Peter Cooper, Sandilands, Lincolnshire
When Cornwall and Devon have some of the lowest wages in the country I fail to see how there can be a north-south divide. I grew up in Devon, but had to move to find work. My friends who stayed are all unable to afford local houses on their wages, due to the holiday home owners from the South East. Seems to me that the divide is between the South East and the rest of the country.
Mark E, "South" England
It most certainly does exist, but not in a north-south divide, the divide is within the parameters of rich and poor.
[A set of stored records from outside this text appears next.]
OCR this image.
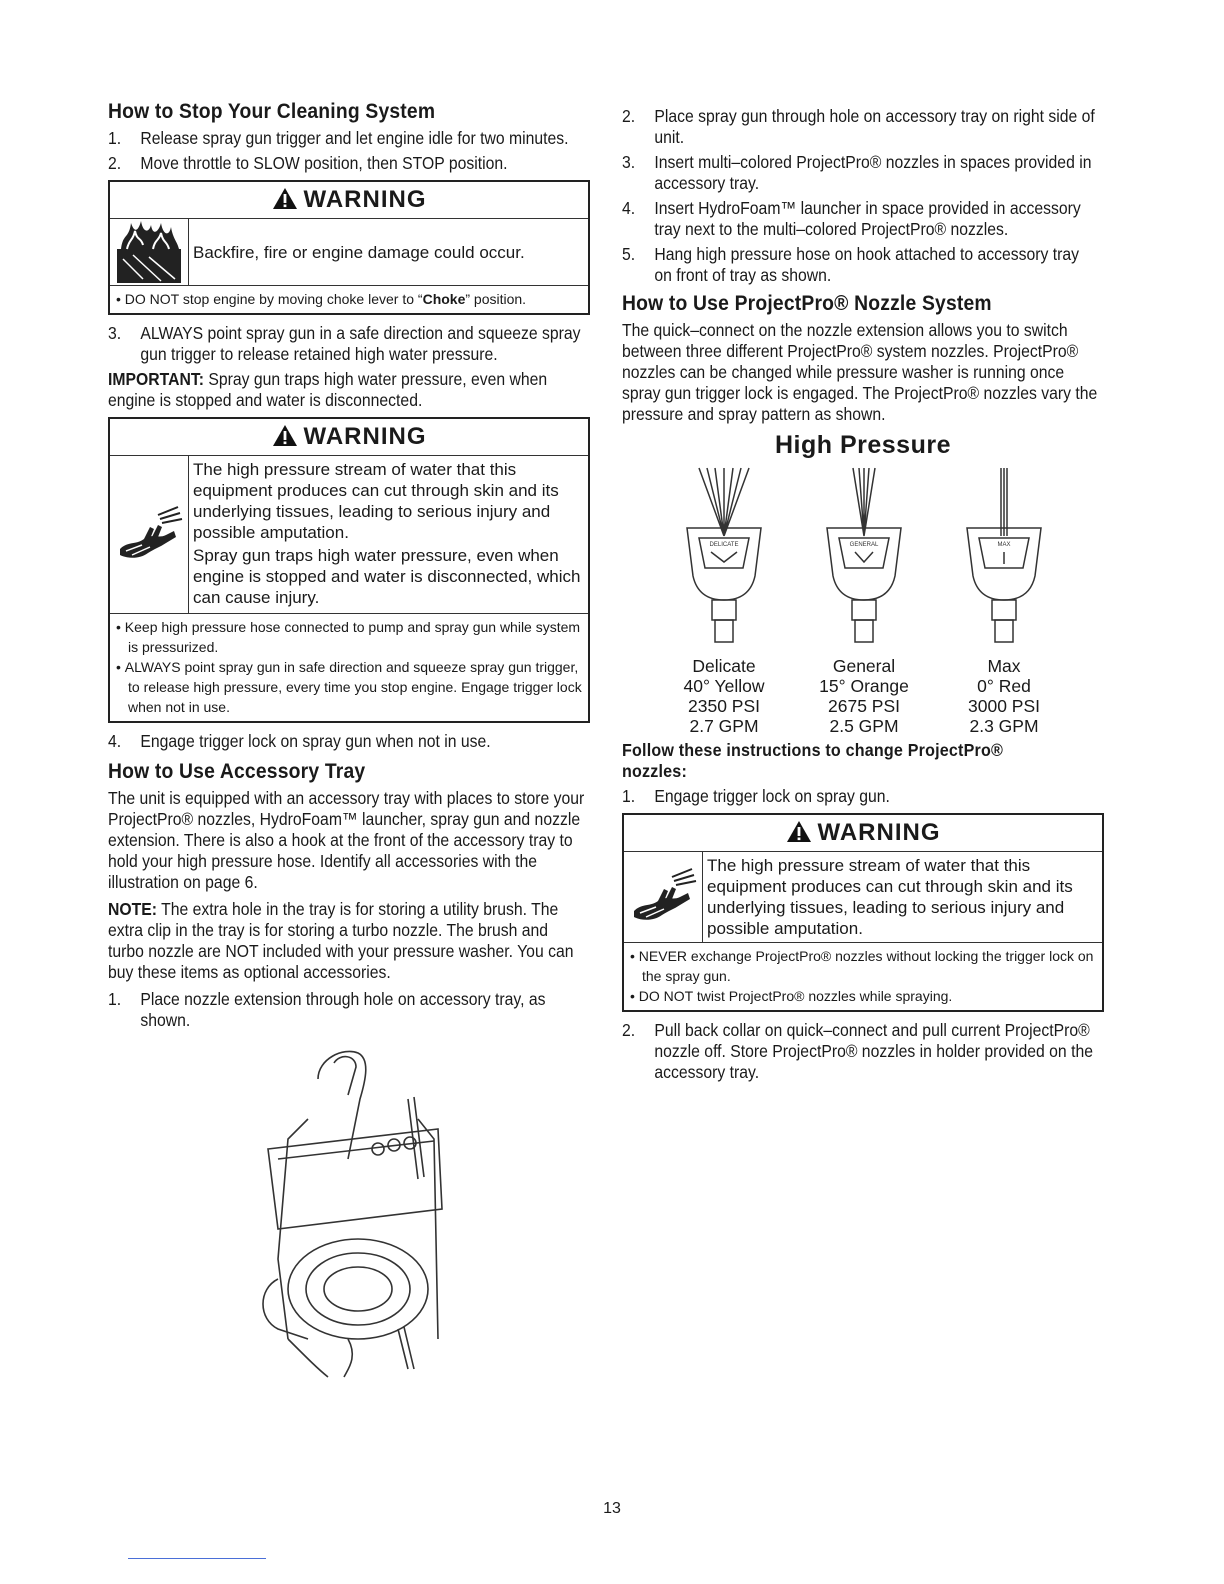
How to Stop Your Cleaning System
1.	Release spray gun trigger and let engine idle for two minutes.
2.	Move throttle to SLOW position, then STOP position.
WARNING
Backfire, fire or engine damage could occur.
• DO NOT stop engine by moving choke lever to “Choke” position.
3.	ALWAYS point spray gun in a safe direction and squeeze spray gun trigger to release retained high water pressure.

IMPORTANT: Spray gun traps high water pressure, even when engine is stopped and water is disconnected.

WARNING

The high pressure stream of water that this equipment produces can cut through skin and its underlying tissues, leading to serious injury and possible amputation.

Spray gun traps high water pressure, even when engine is stopped and water is disconnected, which can cause injury.

• Keep high pressure hose connected to pump and spray gun while system is pressurized.
• ALWAYS point spray gun in safe direction and squeeze spray gun trigger, to release high pressure, every time you stop engine. Engage trigger lock when not in use.
4.	Engage trigger lock on spray gun when not in use.
How to Use Accessory Tray

The unit is equipped with an accessory tray with places to store your ProjectPro® nozzles, HydroFoam™ launcher, spray gun and nozzle extension. There is also a hook at the front of the accessory tray to hold your high pressure hose. Identify all accessories with the illustration on page 6.

NOTE: The extra hole in the tray is for storing a utility brush. The extra clip in the tray is for storing a turbo nozzle. The brush and turbo nozzle are NOT included with your pressure washer. You can buy these items as optional accessories.

1.	Place nozzle extension through hole on accessory tray, as shown.
2.	Place spray gun through hole on accessory tray on right side of unit.
3.	Insert multi–colored ProjectPro® nozzles in spaces provided in accessory tray.
4.	Insert HydroFoam™ launcher in space provided in accessory tray next to the multi–colored ProjectPro® nozzles.
5.	Hang high pressure hose on hook attached to accessory tray on front of tray as shown.
How to Use ProjectPro® Nozzle System

The quick–connect on the nozzle extension allows you to switch between three different ProjectPro® system nozzles. ProjectPro® nozzles can be changed while pressure washer is running once spray gun trigger lock is engaged. The ProjectPro® nozzles vary the pressure and spray pattern as shown.

High Pressure
DELICATE
Delicate
40° Yellow
2350 PSI
2.7 GPM
GENERAL
General
15° Orange
2675 PSI
2.5 GPM
MAX
Max
0° Red
3000 PSI
2.3 GPM
Follow these instructions to change ProjectPro® nozzles:
1.	Engage trigger lock on spray gun.
WARNING
The high pressure stream of water that this equipment produces can cut through skin and its underlying tissues, leading to serious injury and possible amputation.
• NEVER exchange ProjectPro® nozzles without locking the trigger lock on the spray gun.
• DO NOT twist ProjectPro® nozzles while spraying.
2.	Pull back collar on quick–connect and pull current ProjectPro® nozzle off. Store ProjectPro® nozzles in holder provided on the accessory tray.
13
This is getting worse, the poor are getting poorer, as wages and salaries fall.
Jim Evans, Brighton, UK
Of course there is a north-south divide and there has been for a long time. As long as the bulk of the financial and all the political power are concentrated in London, there will continue to be a divide. A highly London-centric media doesn't exactly help matters either. It would be hard to believe for an outside observer of our media that anything happens in Britain outside London except crime and deprivation.
The north-south divide has been exacerbated by the huge difference in house prices. Northerners simply cannot afford to relocate to the south of England. I think the government should control house prices so that honest hard-working first time buyers can afford a house.
Jon Perrin, UK
To say there is a north-south divide is misleading. I live in the South West and recent research shows that wages are around the lowest in the UK, we have awful road links and public transport and there are no NHS dentists taking new patients anywhere in South Devon.
Ryan Merchant, Paignton, Devon, UK
I wouldn't call it a north-south divide, more a London-and-the-south-east/rest of the UK divide. Gloucestershire is hardly the north, but we suffer a drain of resources to the over-heated south east.